Cocciante fece cantare a Quasimodo “com’è ingiusto il mondo”. Un grido lancinante di fronte a quella società che lui voleva amare e che in cambio voleva bruciarlo, eliminarlo. Di fronte al suo amore puro, vero e generoso ripudiato di fronte alla forza, alla potenza, all’apparenza che considera la purezza nessuno e altri signori. Una sofferenza che si concludeva passando dall’ingiustizia alla crudeltà di un mondo che non sa legare i cuori nel trionfo di una vacua bellezza d’apparenza, di una omologazione egoista e senza alcuna profondità che considera brutto quel che non è utilità, che non ostenta, che non ha i galloni del trionfo. Ed è cronaca di ogni giorno, della quotidianità che attraversa i secoli rimanendo sempre uguale. Si possono sbandierare le più belle parole, riempirsi la bocca di chissà quali discorsi. Ma la verità, come scrisse quel ragazzo di nome Michele ormai dimenticato, è che sono balle. Che non c’è nulla di vero dietro il paravento. E che se non ti amalgami, se non accetti la rincorsa dell’interesse particolare ed egoistico, se non consideri il dolore degli altri dolore a metà – calpestabile, sfruttabile, a cui essere più che indifferente – se veramente credi alla non compromissione di quelle che dovrebbero essere le stelle polari della coscienza, per te rimangono solo anfratti spogli e bui, dove essere quotidianamente bastonato, giudicato, condannato, scartato. Ma Quasimodo non si arrende. E a tutto ciò risponderà sempre piangendo per lor signori, rimanendo sempre autentico e puro. Le lacrime di Quasimodo sono le lacrime di chi soffre, è umiliato, emarginato, reso debole e fragile. È il simbolo di tutti gli ultimi, gli abbandonati, gli scarti, coloro che son considerati pesi (avoglia a fare giornate e giornate sull’inclusione, la disabilità, ecc. ecc. la realtà la sappiamo tutti benissimo… nella stragrande maggioranza dei casi persino a scuola un disabile, un autistico, un bambino con la sindrome di Down – e di esempi ne potremmo fare tantissimi altri – viene visto come fastidio e troviamo persino genitori che chiedono il cambio di classe perché “mio figlio mica può essere penalizzato perché c’è cullu, deve poter studiare sereno che deve diventare avvocato, medico, notaio…”).

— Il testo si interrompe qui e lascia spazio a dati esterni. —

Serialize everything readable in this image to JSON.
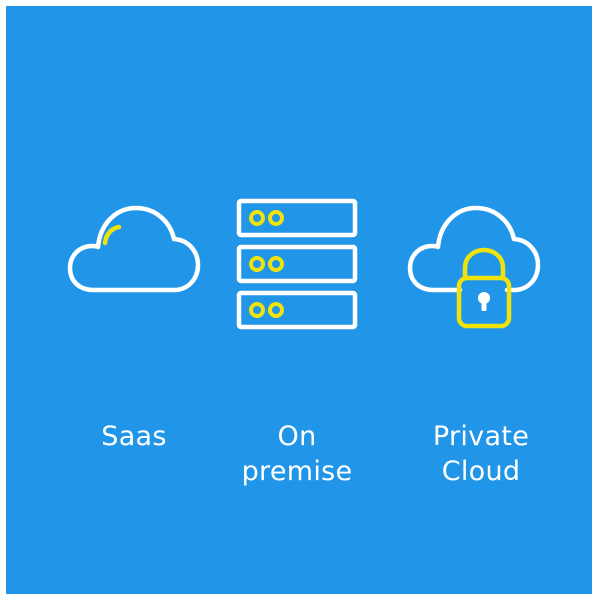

Quasimodo è il simbolo di tutti i crocifissi della Storia che, di fronte al sinedrio delle coscienze, ha persino la forza e la coscienza di piangere per i suoi carnefici, per chi trafigge con i chiodi le sue carni. Diamante grezzo in mezzo a pietre senza colore, è l’unico raggio di sole in mezzo alle nubi della disumanità, dell’ingiustizia, dell’oppressione del peggio del peggio che il cuore, la (non) coscienza e l’egoismo possano concepire. E’ l’unica speranza che – ad ogni latitudine, interstizio globale, periferia – si possano legare i cuori e far fiorire la vera bellezza. Oggi Quasimodo piange, piange e si dispera. Si aggira nella Notre Dame in fiamme, ha perso tutto. Ma piange per noi tutti, piange per gli altri. E da qualche parte, mentre il suo dolore rimane invisibile, cerca il riscatto e la liberazione anche per noi.